The authors should familarize themselves with the work on State Space Models in statistics: a useful starting point would be Durbin, James, and Siem Jan Koopman. Time series analysis by state space methods. No. 38. Oxford University Press, 2012. There is a big section of the book devoted to non gaussian models, and they would also find discussion on adding regression effects, referred to as "modeling of deterministic part" in the paper, line 27-28. In particular, closely related papers would be: Fahrmeir, Ludwig, and Stefan Wagenpfeil. "Penalized likelihood estimation and iterative Kalman smoothing for non-Gaussian dynamic regression models." Computational Statistics and Data Analysis 24.3 (1997): 295-320. Durbin, James, and Siem Jan Koopman. "Time series analysis of non‐Gaussian observations based on state space models from both classical and Bayesian perspectives." Journal of the Royal Statistical Society: Series B (Statistical Methodology) 62.1 (2000): 3-56. The above papers discuss how finding the mode reduces to kalman Smoothing, and simplifying the non-gaussian likelihood by linearising it around its mode. Its hard for me to judge the paper without any discussion on relation with very closely related papers. However, based on my understanding a lot of the technical contributions of the paper are well known. More detailed comments follow below. 1.) How is the proposed method bayesian ? 2.) The abstract says you pay special attention to "intermittent and burst" items, but then at the end, it is mentioned that improvements are for fast and medium moving items. Isnt this contradictory ? How can an item be both intermittent and fast moving at the same time ? 3.)12-13. "Classical forecasting methods produce gaussian distrbutions only": not true. See the references I cited. 4.)18-19. very crucial point. should have been emphasized and elaborated on more. 5.) line 28: again not true representation of related work. 6.)Discussion in 3.1 and 3.2, are very hard to follow.
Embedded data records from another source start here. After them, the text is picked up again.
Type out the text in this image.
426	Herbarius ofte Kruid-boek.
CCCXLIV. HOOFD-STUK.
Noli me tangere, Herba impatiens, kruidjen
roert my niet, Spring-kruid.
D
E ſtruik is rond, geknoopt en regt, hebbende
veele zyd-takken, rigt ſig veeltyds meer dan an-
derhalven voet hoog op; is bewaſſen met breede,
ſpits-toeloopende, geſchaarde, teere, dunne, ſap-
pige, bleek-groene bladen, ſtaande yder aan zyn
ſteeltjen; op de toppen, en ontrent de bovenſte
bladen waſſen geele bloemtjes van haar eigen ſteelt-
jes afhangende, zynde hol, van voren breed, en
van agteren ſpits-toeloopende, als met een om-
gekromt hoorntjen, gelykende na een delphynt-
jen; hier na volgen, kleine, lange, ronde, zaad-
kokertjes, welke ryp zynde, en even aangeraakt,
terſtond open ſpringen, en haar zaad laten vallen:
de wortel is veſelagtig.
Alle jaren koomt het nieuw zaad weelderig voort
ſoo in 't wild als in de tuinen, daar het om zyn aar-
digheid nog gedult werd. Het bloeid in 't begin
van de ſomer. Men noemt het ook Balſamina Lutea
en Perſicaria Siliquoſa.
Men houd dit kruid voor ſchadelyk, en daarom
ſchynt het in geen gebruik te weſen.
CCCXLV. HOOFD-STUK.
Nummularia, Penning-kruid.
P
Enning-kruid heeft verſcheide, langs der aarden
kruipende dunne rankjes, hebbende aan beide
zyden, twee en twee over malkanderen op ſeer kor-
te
Since this is a core and crucial technical contribution of the paper, its important to be presented in a clear way. 7.) Eq. (3) is non-standard, and most people with Math/Statistics background would find it puzzling since measurement error is completely skipped. I know this notation is from one of the references, but it would be better to follow standard notation which is more widely followed. 8.)Section 5.1 is fairly obvious and can be skipped.

Confidence in this Review

2-Confident (read it all; understood it all reasonably well)